One of the new roles in Exchange 2007 is the Edge server role. The edge server is an Exchange server that sits in your DMZ and receives and sends SMTP mail to and from the Internet. It also performs a lot of other task like spam checking, anti-virus (if installed) etc. The Edge server is not a member of you Active Directory domain and uses an ADAM partition to hold the directory information it receives from an internal Hub/Transport server. The Edge server is present in Active Directory though, it is listed with the other servers under the Exchange Administrative Group (FYDIBOHF23SPDLT) in the configuration partition.
Whenever you install any Exchange 2007 server, before you enter a product key, each time you open the Exchange Management Console (EMC) you are reminded of the Exchange servers that still do not have a product key registered and are thus regarded by the EMC as trial servers.
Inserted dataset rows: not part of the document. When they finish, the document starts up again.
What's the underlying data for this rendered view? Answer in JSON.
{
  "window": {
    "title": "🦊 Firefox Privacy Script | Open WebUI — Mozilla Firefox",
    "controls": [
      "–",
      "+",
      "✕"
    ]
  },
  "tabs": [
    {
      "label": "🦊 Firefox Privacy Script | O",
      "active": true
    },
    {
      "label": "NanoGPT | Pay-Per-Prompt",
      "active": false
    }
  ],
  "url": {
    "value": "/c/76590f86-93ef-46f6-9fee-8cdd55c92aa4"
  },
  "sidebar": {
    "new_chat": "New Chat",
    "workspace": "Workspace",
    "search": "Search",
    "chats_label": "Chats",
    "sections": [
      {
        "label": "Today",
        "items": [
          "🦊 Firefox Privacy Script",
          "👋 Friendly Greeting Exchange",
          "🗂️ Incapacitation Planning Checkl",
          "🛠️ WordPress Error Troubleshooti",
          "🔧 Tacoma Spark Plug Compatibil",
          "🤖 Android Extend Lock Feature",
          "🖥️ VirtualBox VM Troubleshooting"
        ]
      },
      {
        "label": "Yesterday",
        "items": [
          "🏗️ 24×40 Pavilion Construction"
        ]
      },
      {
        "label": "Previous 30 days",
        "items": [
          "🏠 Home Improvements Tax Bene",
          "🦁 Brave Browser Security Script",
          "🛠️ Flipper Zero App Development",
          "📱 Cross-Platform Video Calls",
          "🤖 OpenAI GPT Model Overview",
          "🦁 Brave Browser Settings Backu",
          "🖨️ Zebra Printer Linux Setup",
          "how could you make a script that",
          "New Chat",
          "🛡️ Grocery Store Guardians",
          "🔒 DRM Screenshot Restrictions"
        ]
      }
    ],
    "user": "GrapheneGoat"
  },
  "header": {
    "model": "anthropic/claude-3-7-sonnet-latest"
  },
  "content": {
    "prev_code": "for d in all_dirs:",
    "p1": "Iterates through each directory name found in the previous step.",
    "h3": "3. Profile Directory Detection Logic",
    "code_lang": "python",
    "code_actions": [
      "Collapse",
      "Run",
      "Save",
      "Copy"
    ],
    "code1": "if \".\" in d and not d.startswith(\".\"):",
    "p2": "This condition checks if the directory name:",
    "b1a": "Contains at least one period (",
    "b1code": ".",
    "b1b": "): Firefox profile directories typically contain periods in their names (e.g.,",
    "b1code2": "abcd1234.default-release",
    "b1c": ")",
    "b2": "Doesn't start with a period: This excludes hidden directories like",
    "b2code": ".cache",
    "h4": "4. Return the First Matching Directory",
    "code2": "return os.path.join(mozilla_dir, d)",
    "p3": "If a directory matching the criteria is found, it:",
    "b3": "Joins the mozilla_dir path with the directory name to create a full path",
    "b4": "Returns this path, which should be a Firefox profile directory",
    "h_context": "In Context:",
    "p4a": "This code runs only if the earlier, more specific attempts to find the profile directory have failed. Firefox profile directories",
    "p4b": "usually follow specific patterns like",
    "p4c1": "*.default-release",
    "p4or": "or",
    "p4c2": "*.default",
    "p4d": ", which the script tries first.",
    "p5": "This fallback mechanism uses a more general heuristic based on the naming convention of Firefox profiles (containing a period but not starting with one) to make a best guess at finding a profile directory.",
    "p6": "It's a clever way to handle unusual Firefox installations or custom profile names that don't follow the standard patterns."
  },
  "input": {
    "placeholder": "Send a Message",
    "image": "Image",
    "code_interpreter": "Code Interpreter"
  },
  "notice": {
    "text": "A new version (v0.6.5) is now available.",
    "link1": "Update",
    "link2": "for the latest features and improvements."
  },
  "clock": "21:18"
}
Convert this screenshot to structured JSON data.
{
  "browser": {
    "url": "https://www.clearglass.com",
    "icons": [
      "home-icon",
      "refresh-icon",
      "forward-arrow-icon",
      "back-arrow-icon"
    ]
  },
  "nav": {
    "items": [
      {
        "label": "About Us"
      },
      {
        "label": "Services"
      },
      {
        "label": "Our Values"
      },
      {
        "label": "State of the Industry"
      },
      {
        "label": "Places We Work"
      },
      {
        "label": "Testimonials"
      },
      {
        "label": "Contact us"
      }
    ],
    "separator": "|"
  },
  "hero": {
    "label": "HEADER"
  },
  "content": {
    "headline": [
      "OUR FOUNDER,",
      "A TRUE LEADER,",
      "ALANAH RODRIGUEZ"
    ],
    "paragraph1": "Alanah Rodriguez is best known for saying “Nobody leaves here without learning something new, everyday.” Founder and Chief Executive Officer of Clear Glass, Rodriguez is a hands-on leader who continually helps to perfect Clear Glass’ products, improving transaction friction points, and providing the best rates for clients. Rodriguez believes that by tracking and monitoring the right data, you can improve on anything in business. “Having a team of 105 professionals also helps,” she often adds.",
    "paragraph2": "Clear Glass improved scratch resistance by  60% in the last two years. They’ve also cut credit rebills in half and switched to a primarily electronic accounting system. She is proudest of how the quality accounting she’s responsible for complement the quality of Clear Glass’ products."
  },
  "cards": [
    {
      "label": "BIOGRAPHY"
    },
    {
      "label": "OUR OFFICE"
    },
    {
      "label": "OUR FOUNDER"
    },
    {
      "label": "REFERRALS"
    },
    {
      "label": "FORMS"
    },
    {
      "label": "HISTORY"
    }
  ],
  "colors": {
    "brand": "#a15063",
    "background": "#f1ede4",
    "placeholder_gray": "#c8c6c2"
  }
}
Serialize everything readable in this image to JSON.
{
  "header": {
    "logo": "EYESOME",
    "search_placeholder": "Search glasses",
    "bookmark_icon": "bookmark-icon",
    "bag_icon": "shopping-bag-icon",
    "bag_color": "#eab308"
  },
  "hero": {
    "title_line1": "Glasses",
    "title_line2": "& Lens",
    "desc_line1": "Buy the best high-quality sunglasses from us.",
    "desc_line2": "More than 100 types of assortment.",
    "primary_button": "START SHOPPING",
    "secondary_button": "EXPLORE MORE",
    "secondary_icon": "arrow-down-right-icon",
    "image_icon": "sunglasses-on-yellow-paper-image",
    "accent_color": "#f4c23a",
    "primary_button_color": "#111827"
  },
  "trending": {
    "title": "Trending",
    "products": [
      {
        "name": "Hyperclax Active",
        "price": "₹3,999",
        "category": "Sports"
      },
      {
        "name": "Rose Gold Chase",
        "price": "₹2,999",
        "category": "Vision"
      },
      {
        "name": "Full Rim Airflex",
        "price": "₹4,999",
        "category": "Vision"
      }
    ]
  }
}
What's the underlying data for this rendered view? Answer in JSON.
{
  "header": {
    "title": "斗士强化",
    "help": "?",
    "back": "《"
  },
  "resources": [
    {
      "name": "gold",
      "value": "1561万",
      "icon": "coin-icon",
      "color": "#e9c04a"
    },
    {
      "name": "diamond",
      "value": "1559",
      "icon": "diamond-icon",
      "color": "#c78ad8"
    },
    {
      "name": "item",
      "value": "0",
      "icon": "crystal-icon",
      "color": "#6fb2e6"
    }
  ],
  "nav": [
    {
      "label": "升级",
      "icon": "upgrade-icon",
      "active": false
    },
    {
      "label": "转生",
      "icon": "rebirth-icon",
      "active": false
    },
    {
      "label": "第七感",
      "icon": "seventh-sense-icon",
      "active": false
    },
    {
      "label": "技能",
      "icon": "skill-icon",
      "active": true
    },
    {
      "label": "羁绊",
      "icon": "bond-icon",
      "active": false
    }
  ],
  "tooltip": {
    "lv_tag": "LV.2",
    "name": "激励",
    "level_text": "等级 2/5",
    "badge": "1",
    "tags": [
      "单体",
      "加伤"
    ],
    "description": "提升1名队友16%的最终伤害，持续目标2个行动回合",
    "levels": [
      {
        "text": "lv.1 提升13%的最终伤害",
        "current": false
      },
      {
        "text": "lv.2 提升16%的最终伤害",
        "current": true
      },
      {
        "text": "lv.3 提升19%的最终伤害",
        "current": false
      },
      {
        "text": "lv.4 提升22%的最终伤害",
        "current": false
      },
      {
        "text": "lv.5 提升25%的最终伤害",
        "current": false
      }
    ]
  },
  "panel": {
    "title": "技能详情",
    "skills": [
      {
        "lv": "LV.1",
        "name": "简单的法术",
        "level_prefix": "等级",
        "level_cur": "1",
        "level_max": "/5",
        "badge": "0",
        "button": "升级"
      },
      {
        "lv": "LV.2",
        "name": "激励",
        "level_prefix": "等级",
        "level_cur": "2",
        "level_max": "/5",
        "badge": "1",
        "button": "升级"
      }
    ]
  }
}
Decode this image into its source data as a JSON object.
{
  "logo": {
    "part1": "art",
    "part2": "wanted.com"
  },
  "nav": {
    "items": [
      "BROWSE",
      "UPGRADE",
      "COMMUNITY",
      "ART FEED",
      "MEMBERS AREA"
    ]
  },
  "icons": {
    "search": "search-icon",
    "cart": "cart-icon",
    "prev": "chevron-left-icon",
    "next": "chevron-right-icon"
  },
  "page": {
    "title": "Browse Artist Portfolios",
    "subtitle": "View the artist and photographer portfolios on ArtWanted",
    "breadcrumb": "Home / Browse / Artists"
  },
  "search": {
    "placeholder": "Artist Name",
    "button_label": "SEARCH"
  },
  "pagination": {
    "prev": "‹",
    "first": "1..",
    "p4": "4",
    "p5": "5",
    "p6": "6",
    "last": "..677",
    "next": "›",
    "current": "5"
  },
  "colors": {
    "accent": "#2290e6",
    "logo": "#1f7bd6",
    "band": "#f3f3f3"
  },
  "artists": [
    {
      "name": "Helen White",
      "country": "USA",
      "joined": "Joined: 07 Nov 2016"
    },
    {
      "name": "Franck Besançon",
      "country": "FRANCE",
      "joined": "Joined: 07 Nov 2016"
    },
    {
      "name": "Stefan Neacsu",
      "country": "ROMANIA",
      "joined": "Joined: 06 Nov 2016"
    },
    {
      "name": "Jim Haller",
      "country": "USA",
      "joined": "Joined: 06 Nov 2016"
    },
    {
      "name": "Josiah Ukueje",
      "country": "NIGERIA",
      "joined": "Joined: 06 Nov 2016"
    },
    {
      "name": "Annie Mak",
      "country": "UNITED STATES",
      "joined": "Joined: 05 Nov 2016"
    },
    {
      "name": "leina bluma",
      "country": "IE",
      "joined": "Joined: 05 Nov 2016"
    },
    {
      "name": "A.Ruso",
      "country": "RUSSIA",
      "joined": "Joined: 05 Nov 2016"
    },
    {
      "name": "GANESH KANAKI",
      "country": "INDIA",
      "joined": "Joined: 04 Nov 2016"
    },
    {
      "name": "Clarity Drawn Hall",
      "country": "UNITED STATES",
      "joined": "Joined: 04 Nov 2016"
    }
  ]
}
You can enter the product keys by using EMC or the Exchange Management Shell (EMS) which is PowerShell with some additions. I recently ran across an interesting problem trying to enter the product key for my Edge server.
After entering the product key for my combined Mailbox, Hub/Transport server and the CAS server; they disappeared from the warning displayed when I opened the EMC. But that still left me with the Edge server. First I tried entering the product key on the Edge server itself, that succeeded and the warning disappeared from the local EMC on the Edge server, but since there is no communication from the Edge server to the Hub/Transport server, only the other way, that did not help with the error displayed in the EMC on the internal servers. Next I tried using the EMS to set the key on the Edge server. The command is:
Set-ExchangeServer <servername> -ProductKey AAAAA-BBBBB-CCCCC-DDDDD-EEEEE
I then received this error:
Set-ExchangeServer : An error happened while accessing registry of the specified server: “<servername>”. The error message: “Attempted to perform an unauthorized operation.”.
At line:1 char:19
+ Set-ExchangeServer <<<< <servername> -ProductKey AAAAA-BBBBB-CCCCC-DDDDD-EEEEE
I guessed that the reason was that my domain administrator account was not allowed to update the registry on the Edge server, which made sense. (I did open port 445/TCP from the H/T server to the Edge server in the firewall, in addition to the ports required for ADAM sync.) I then tried running the cmdlet using runas in different ways, using the NETONLY option etc. If I ran runas with NETONLY I could access the Edge server, but then I lost access to the DC since the local account on the Edge server, which runas was using, did not have access to Active Directory. After pondering this duality for a while, the need to access the Active Directory and the registry on the Edge server at the same time over the network, using only one account I figured it out. How do you get “single-sign-on” in Windows across different security boundaries? You create duplicate accounts in each security boundary and give them the same password.
I created an account in the Edge Server’s security database (SAM) with the same name as my internal Domain Admins account and gave it the same password. Immediately the Set-ExchangeServer cmdlet succeeded and my Edge server was licensed in the eyes of Active Directory. No more warnings in the EMC.
I have installed a few Exchange 2007 servers now, but never had this problem before. That was also the reason it took me some time to figure this out; it had never been a problem before! I kept asking myself “Why doesn’t it work at this site, when it has worked so many times before?”. The reason was that on all the other sites I was already running with identical accounts on the internal network and on the Edge server. But this time the accounts were different.